The above guidance excludes the financial impact of the acquisition of ABL Europe, a leading viral vector CDMO based in France. The Company expects to complete this transaction in the first quarter of 2024, and will provide further financial guidance after the completion.

The Company has also made significant progress in transferring its lentiviral vector capabilities to its Bedford, Massachusetts site. The transfer of its 5L process is already underway, and will be followed by the introduction of 7L scale and 50L pilot scale capabilities. The material produced from these pilot scale batches will be used to support assay qualification for pre-clinical activities as well as for IND and IMPD enabling studies.

The Company has also strengthened its leadership team with the appointment of Thierry Cournez as Chief Operating Officer & Site Head of UK Operations, and Mark Caswell as Chief Commercial Officer. Both bring extensive experience and expertise in the CDMO sector, and will lead the integration of Oxford Biomedica’s sites and drive the growth of its global client base.

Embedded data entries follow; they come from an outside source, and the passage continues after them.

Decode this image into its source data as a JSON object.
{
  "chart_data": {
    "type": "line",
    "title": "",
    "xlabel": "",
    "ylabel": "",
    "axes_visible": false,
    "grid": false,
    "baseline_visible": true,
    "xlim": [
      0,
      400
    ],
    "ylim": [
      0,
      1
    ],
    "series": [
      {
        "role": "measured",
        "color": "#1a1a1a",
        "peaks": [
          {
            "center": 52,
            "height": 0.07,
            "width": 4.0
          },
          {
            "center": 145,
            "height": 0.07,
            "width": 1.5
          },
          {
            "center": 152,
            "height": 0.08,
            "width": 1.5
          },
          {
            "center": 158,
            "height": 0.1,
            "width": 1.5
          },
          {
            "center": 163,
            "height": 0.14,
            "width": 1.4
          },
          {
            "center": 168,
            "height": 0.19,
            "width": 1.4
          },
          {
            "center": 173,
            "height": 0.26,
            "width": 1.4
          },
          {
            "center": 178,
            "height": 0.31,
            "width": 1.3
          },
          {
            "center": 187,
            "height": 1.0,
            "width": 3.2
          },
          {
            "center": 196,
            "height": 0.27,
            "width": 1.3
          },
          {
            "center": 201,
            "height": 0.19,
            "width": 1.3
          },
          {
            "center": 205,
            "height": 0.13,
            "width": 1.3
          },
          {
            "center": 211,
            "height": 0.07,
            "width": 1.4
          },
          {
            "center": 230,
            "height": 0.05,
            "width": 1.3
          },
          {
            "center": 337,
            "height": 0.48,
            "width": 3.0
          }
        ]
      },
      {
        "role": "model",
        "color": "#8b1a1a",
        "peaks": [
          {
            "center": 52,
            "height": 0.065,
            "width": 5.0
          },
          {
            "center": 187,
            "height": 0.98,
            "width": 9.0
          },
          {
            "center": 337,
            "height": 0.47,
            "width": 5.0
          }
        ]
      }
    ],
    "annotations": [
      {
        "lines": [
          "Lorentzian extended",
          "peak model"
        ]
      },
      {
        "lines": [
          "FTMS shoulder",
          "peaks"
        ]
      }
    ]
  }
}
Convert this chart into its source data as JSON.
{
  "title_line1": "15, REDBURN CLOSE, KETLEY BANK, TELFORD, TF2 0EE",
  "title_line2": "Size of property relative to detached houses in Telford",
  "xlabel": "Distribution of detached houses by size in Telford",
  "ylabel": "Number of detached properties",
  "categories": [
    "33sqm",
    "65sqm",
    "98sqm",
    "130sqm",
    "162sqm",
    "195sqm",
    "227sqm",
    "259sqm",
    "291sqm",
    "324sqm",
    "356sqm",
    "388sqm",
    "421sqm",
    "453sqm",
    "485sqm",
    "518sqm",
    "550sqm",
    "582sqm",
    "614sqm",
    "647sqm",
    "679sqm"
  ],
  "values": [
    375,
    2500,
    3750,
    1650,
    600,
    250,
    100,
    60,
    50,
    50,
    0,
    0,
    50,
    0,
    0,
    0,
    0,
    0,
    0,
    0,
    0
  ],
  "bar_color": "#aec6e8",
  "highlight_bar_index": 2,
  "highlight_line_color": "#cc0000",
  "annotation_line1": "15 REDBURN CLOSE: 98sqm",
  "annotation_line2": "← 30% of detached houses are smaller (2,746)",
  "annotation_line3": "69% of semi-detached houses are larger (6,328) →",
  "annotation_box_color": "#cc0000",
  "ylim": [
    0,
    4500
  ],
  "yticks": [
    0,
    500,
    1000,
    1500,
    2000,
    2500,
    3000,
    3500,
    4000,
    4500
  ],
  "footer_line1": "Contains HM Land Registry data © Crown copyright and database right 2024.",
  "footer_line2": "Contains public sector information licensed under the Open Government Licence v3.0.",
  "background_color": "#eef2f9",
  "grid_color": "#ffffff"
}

Oxford Biomedica is a quality and innovation-led cell and gene therapy CDMO, with a track record of delivering high-quality viral vector products and services to its clients. The Company has a portfolio of proprietary technologies and capabilities, including LentiVector®, a lentiviral vector platform, and Oxbox®, a modular and scalable manufacturing platform. The Company also has a strong pipeline of proprietary and partnered product candidates in development, targeting various indications in oncology, ophthalmology, CNS, and rare diseases. The Company is headquartered in Oxford, UK, and has operations in the UK and the US.